Sinead Watson (left), 24, and Jennie de Jong, 23, were sent back to Istanbul after the stopover. Photo / Nick Reed
Sinead Watson (left), 24, and Jennie de Jong, 23, were sent back to Istanbul after the stopover. Photo / Nick Reed NZ Herald

Pair detained during unexpected stopover seeking compensation

TWO New Zealand travellers who say they were interrogated and detained in a high-security immigration "detention centre" under armed guard during an unexpected Chinese stopover are claiming human rights breaches and seeking compensation from their airline.

Jennie de Jong, 23, and Sinead Watson, 24, were returning from an enjoyable six-month European jaunt when they became trapped in a "journey from hell".

The friends had travelled to Istanbul to catch flights home to Auckland via Beijing where they planned to spend a 72-hour transit sightseeing in the city. But during the August 11 flight to China's capital, the pair were surprised to hear an in-flight announcement that they would be making a "one-hour stopover" at Urumqi - a city of four million people in the autonomous region of Xinjiang, 3700km from Beijing.

Travel documents and boarding passes made no mention of the Urumqi diversion.

When they got off the China Southern Airlines plane, their travel papers were scrutinised by immigration officers. They say they were told Urumqi issued only 24-hour visa exemptions - not 72-hour exemptions as Beijing does.

Since their Beijing flight wasn't leaving the country for another two days, officials refused to let them travel on. When the distressed pair tried to bring forward their connecting flight, they said "rude and unhelpful" staff at the China Southern Airlines ticket office allegedly claimed it would cost them US$5000 ($7900).

"We weren't sure if that was each or total," Ms de Jong said. "And they didn't show us any proof how they got to that figure.
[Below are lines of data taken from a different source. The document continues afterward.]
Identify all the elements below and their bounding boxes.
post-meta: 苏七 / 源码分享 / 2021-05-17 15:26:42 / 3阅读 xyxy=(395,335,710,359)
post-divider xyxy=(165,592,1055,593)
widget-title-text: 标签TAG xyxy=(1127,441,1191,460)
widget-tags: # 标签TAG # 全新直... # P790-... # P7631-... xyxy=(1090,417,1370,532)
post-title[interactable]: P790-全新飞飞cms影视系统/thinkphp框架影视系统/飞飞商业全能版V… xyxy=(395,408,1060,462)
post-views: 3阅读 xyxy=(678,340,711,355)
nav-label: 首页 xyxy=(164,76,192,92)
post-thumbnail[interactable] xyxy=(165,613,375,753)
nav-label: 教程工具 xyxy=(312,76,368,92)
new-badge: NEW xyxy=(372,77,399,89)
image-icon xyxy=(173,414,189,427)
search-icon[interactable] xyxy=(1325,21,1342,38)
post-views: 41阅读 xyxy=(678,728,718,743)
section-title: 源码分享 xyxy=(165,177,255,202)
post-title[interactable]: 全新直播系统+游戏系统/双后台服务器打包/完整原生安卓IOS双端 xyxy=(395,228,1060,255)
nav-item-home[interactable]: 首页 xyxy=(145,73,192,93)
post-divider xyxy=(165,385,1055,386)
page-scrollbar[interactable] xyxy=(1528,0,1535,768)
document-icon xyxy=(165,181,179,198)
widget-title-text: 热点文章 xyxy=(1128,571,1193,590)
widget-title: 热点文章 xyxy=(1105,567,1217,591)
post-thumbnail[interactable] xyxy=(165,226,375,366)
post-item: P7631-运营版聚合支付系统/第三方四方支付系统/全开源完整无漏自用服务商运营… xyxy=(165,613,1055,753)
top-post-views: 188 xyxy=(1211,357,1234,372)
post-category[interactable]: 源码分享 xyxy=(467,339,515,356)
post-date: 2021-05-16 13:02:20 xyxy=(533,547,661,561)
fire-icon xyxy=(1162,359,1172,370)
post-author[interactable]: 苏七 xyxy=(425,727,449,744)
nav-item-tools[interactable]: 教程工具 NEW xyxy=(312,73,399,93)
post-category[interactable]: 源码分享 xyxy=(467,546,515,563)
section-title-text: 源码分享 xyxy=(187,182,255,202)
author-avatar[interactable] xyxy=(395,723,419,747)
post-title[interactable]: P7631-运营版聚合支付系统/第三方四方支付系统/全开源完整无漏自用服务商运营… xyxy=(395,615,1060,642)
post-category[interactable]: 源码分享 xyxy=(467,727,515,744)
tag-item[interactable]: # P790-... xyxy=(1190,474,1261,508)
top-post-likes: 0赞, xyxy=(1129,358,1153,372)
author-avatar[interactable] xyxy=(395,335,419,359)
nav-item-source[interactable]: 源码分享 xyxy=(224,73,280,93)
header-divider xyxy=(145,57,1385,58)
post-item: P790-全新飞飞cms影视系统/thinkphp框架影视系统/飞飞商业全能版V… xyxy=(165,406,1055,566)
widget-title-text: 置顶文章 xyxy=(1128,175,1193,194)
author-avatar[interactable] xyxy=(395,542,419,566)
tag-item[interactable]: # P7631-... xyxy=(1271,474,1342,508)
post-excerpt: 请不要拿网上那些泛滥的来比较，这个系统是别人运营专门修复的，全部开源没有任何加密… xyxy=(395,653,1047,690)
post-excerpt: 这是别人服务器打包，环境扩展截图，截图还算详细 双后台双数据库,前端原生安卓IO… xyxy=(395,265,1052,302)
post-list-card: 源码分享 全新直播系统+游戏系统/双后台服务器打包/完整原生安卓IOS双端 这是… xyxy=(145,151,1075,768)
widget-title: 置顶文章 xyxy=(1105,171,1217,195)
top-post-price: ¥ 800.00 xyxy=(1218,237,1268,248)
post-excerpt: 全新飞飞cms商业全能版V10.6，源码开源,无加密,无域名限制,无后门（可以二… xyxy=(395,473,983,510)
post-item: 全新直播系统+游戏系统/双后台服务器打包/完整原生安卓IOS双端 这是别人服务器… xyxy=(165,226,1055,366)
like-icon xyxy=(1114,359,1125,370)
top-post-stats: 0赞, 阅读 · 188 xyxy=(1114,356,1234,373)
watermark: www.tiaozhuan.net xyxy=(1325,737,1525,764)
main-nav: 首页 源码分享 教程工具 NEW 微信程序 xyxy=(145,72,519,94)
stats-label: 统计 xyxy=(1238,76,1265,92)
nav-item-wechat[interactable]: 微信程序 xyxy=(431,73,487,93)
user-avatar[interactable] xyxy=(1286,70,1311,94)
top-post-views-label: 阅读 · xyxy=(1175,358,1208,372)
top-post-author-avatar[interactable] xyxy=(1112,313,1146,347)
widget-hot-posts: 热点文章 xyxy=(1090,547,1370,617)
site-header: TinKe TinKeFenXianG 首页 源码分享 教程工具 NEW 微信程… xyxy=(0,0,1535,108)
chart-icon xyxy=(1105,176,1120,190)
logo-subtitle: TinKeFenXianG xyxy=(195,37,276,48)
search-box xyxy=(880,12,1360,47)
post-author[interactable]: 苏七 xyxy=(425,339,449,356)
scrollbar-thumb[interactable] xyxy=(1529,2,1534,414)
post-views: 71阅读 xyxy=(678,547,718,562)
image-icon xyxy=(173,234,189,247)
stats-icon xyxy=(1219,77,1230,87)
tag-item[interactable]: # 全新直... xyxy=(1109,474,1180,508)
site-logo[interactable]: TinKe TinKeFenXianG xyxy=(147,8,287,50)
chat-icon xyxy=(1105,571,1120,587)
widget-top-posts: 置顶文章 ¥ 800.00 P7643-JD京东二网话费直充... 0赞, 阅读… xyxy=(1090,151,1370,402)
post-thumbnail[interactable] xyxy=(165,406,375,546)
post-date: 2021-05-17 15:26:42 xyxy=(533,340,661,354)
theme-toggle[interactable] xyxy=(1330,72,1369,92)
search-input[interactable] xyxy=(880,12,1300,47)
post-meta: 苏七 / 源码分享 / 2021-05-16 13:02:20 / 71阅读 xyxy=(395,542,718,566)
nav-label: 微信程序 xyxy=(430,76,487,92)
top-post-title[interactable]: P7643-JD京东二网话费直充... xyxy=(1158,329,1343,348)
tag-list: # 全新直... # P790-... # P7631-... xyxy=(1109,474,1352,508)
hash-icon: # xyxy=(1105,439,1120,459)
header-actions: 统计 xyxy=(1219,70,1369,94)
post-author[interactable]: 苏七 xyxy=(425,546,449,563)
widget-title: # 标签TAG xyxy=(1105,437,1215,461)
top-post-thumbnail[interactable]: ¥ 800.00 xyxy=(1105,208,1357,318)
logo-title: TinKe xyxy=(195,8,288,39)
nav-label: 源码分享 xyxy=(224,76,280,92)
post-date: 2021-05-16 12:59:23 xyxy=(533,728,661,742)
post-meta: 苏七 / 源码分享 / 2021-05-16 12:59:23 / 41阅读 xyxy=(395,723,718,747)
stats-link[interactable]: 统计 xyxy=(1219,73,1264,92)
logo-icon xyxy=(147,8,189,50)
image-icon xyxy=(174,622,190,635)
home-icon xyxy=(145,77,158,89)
They would just laugh and say, 'No English'."

Since Ms de Jong and Ms Watson had no current travel insurance and were unable to cough up the cash for a new flight, immigration officials told them they would be deported to Istanbul.

The friends then said they were escorted, with their luggage, to an immigration van, which drove them to a high-security "detention centre", with armed guards and barbed wire, just outside the airport.

They were put in separate rooms.

"It was very scary ... not a nice place at all. We were made to feel like prisoners," Ms de Jong said.

Two hours later, they were ferried back to the airport and told the 10-hour flight back to Istanbul would cost them 300 ($530).

"We were exhausted and decided to pay it because we were scared of being put in prison," Ms de Jong said.

During their 11-hour ordeal, they were given no food or water.

When they asked for water, airport staff refused their request.

Once back in Istanbul, Ms de Jong and Ms Watson shelled out a further $4344.65 to get new flights to New Zealand.

"The whole experience was incredibly draining and stressful. All up, it was pretty horrific," Ms de Jong said.

Since returning home, the pair have tried to get China Southern Airlines to compensate them for their financial loss. They are also critical of the way they were handled at the airport and claim their treatment violated their human rights.

The airline's Auckland office originally couldn't find any record of their flight ever stopping at Urumqi.

But the company's Guangzhou headquarters has since claimed the travellers were informed of the stopover when they booked online.

The pair reject those claims, and point to both their itinerary and boarding passes, neither of which make mention of any stopover.

A spokesman for China Southern Airlines' Auckland office yesterday advised them to continue communicating with head office. "We don't consider it a stand-off at all," he said.

"Standard practice is that we treat all of our complaints with due respect. We try to resolve such situations as quickly as possible."